Bossier Parish's commercial vehicle enforcement unit consists of only one enforcement officer who has authority to drive throughout the parish, pull over trucks he suspects of being overweight and weighing them. The parish spend months notifying local companies of the program, which began July 20.
Local truckers should be familiar with the rules. The parish virtually copied and pasted state regulations, including load limits, size restrictions and fee schedules for trucks caught driving overweight on parish roads. If a truck is within those load limits, the company does not have to pay anything or notify anyone it is using local roads.
Only if a truck is overweight by those state and parish limits could the company potentially be fined. And the parish, as does the state, even provides for a permitting system to make exceptions. If a trucker wishes to drive his or her truck overweight, he or she still can receive a permit to do so at a cost of $1,500 per truck per year to the parish, $1,000 less than what the state requires.

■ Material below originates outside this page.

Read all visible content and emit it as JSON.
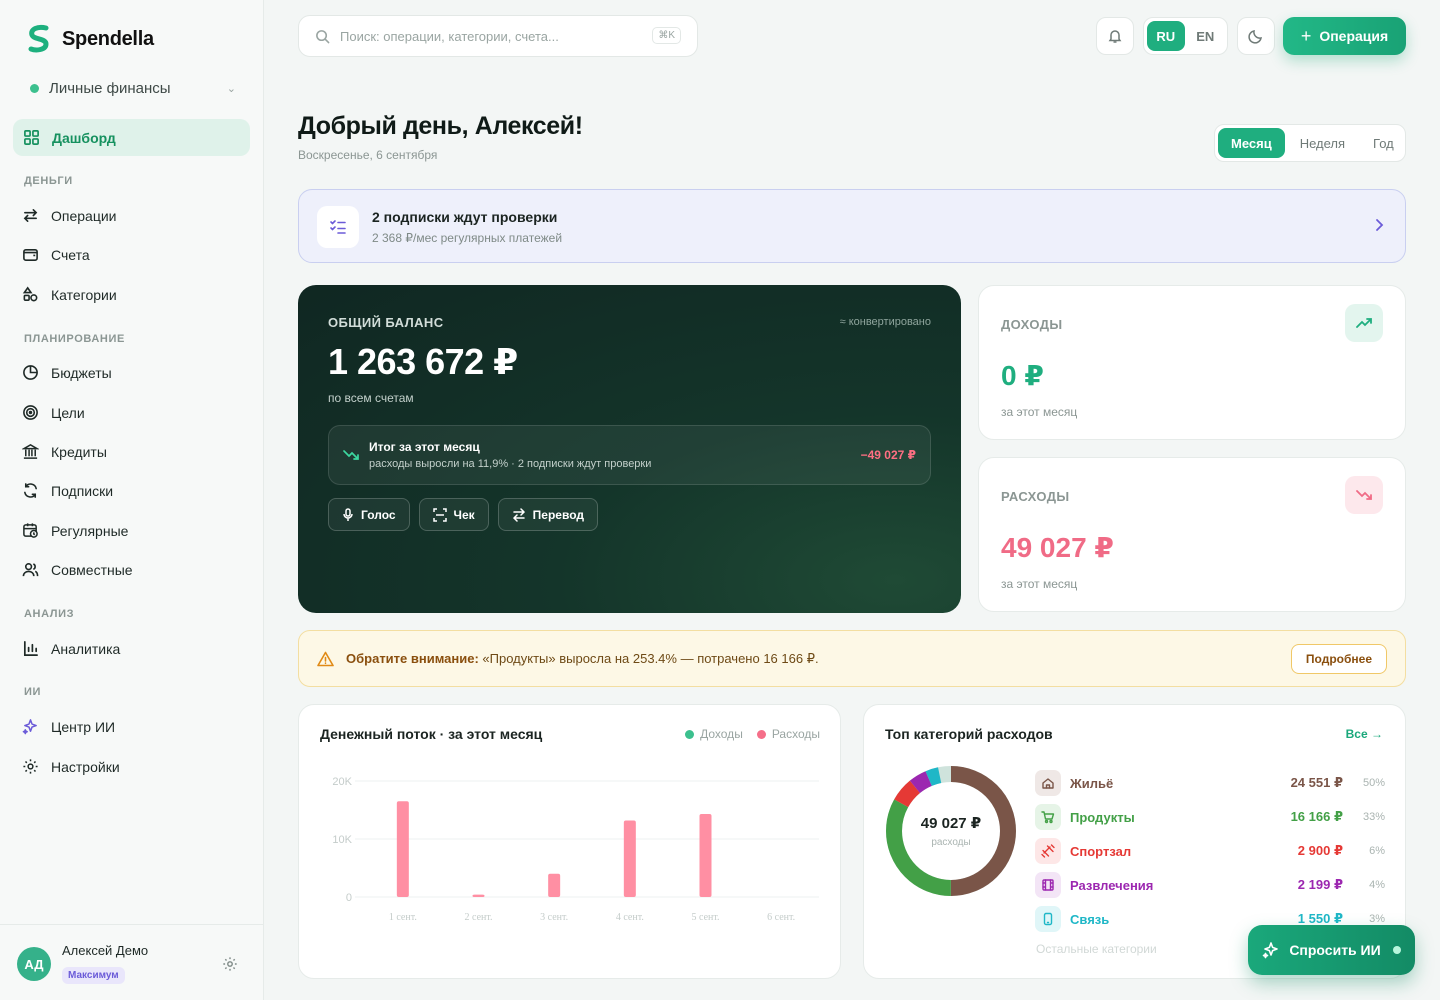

But the truckers at Wednesday's meeting said many of their trucks routinely weigh more than the state's and parish's maximum load limit, which is 88,000 pounds, because of the type of equipment they haul.

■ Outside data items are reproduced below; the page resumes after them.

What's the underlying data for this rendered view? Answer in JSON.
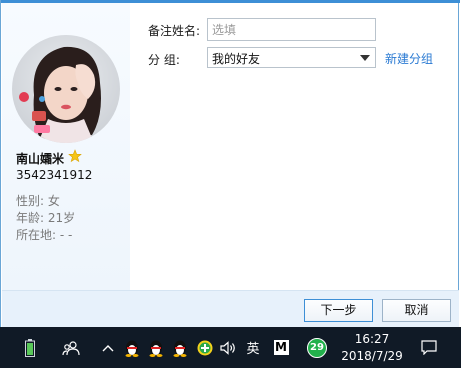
{
  "dialog": {
    "contact": {
      "nickname": "南山孀米",
      "qq_number": "3542341912",
      "gender": "性别: 女",
      "age": "年龄: 21岁",
      "location": "所在地:  -     -"
    },
    "form": {
      "remark_label": "备注姓名:",
      "remark_placeholder": "选填",
      "remark_value": "",
      "group_label": "分      组:",
      "group_selected": "我的好友",
      "new_group_link": "新建分组"
    },
    "buttons": {
      "next": "下一步",
      "cancel": "取消"
    }
  },
  "taskbar": {
    "tray_badge": "29",
    "ime_label": "英",
    "ime_mode": "M",
    "time": "16:27",
    "date": "2018/7/29"
  },
  "colors": {
    "accent": "#3d8fd6",
    "link": "#2a7ad3",
    "taskbar": "#101a26",
    "footer": "#e7f1fb",
    "badge_green": "#22b14c"
  },
  "icons": {
    "battery": "battery-icon",
    "people": "people-icon",
    "chevron": "chevron-up-icon",
    "qq": "qq-penguin-icon",
    "plus": "green-plus-icon",
    "speaker": "speaker-icon",
    "notification": "notification-icon",
    "star": "vip-star-icon"
  }
}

The cost of a permit from the parish in addition to one from the state, plus the concern that other parishes soon might start enforcing programs of their own, is too much, said Glenn Beaty, head of Beaty Logging Co. "The burden of a parish permit on top of a state permit is, we feel, unfair to our industry."

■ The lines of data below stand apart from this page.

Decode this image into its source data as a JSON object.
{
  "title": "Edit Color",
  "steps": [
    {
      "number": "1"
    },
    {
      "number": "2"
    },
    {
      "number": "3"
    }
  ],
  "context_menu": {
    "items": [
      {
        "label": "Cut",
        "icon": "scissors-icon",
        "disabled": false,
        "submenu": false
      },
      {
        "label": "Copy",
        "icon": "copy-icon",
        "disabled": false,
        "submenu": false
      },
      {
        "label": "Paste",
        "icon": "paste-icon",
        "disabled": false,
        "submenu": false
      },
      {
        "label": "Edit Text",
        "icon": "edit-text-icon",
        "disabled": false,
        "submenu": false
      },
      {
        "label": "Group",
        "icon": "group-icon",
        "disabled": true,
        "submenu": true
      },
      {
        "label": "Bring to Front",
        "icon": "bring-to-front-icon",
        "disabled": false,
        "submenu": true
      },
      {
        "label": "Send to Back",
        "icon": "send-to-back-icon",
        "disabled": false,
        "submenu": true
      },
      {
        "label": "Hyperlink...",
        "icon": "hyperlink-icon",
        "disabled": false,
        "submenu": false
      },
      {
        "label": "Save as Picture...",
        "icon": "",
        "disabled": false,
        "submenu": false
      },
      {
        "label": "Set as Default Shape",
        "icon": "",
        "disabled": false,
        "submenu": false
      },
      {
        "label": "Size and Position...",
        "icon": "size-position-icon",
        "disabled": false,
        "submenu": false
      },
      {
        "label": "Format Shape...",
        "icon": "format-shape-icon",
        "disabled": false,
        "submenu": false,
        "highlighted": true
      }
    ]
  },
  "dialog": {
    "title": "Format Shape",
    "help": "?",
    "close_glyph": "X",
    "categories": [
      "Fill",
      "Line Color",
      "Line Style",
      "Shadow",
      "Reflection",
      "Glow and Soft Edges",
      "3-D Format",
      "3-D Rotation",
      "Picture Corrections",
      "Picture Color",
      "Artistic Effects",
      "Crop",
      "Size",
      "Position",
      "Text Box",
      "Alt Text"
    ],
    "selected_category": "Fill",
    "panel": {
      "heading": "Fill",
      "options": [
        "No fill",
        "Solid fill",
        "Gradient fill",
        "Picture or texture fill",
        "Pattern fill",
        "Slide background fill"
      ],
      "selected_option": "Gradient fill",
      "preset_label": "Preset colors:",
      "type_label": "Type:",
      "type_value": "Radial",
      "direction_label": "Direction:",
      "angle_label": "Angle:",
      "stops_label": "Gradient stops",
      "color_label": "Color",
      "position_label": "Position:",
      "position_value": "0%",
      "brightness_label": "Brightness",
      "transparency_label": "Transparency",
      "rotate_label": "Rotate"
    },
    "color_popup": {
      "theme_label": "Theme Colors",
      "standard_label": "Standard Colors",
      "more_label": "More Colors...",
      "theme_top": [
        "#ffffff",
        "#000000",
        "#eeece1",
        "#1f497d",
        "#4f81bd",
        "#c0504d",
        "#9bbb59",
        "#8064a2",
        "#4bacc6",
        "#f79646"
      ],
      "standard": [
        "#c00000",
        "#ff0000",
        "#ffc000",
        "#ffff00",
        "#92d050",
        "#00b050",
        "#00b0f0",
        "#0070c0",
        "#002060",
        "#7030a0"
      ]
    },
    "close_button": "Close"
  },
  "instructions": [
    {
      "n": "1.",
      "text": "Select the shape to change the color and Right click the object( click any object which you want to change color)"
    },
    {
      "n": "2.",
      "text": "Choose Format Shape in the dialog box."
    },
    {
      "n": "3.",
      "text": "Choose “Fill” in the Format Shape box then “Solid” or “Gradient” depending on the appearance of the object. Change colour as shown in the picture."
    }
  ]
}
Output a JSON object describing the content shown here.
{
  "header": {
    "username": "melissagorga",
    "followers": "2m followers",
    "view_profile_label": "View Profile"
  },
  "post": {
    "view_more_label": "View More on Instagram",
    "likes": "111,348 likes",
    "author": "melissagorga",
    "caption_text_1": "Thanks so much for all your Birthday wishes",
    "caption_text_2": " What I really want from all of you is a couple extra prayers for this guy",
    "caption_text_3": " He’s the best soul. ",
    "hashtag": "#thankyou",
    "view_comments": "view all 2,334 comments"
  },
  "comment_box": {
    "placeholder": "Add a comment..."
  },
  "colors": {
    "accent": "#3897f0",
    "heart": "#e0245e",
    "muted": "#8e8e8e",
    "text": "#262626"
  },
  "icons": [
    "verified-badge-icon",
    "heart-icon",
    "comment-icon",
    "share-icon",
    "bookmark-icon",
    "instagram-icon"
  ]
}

The Police Jury enacted its system, the first fine-based permitting program in northwest Louisiana, because of damage done to local roads by trucks coming into the area because of exploration of the Haynesville Shale natural gas formation.
The parish reports having lost more than $8 million, four bridges and countless hours trying to repair damage in only the past three or four years from overweight trucks, particularly saltwater trucks, which are needed for the "fracking" process used to extract natural gas from the shale. Parish staffers have heard reports of saltwater trucks weighing as much as 160,000 pounds driving on local roads.
To date, no tickets have been issued by Bossier.
Wednesday's meeting was not a formal Police Jury session — only about five police jurors were present, many of whom seemed surprised by the massive turnout. Parish Attorney Patrick Jackson attributed the turnout to e-mails containing "misinformation" that recently were sent around among members of the trucking industry.
"You all are very important Bossier Parish citizens, very important Bossier Parish businesses. And the Bossier Parish Police Jury is obviously here to listen," Jackson told the audience, which was almost standing-room only.
The police jurors in attendance said when the panel meets Aug. 5, they will suggest suspending the weight enforcement program for 60 days.
Meantime, the officer Bossier employs is recuperating from surgery, meaning truckers aren't going to fined anytime soon, police jurors noted.
"We're not trying to hurt y'all," Police Juror Winifred Johnston said. "You don't need any more burden; I know that."
The majority of truckers in Bossier Parish obey legal load limits and it is a shame a problem allegedly caused by the natural gas industry affects so many in the trucking industry, Covington told police jurors Wednesday. "Everyone in this room (has) heard about the Haynesville Shale and what a great thing it has been. Well, it has been the worst thing in the world for the contractors here."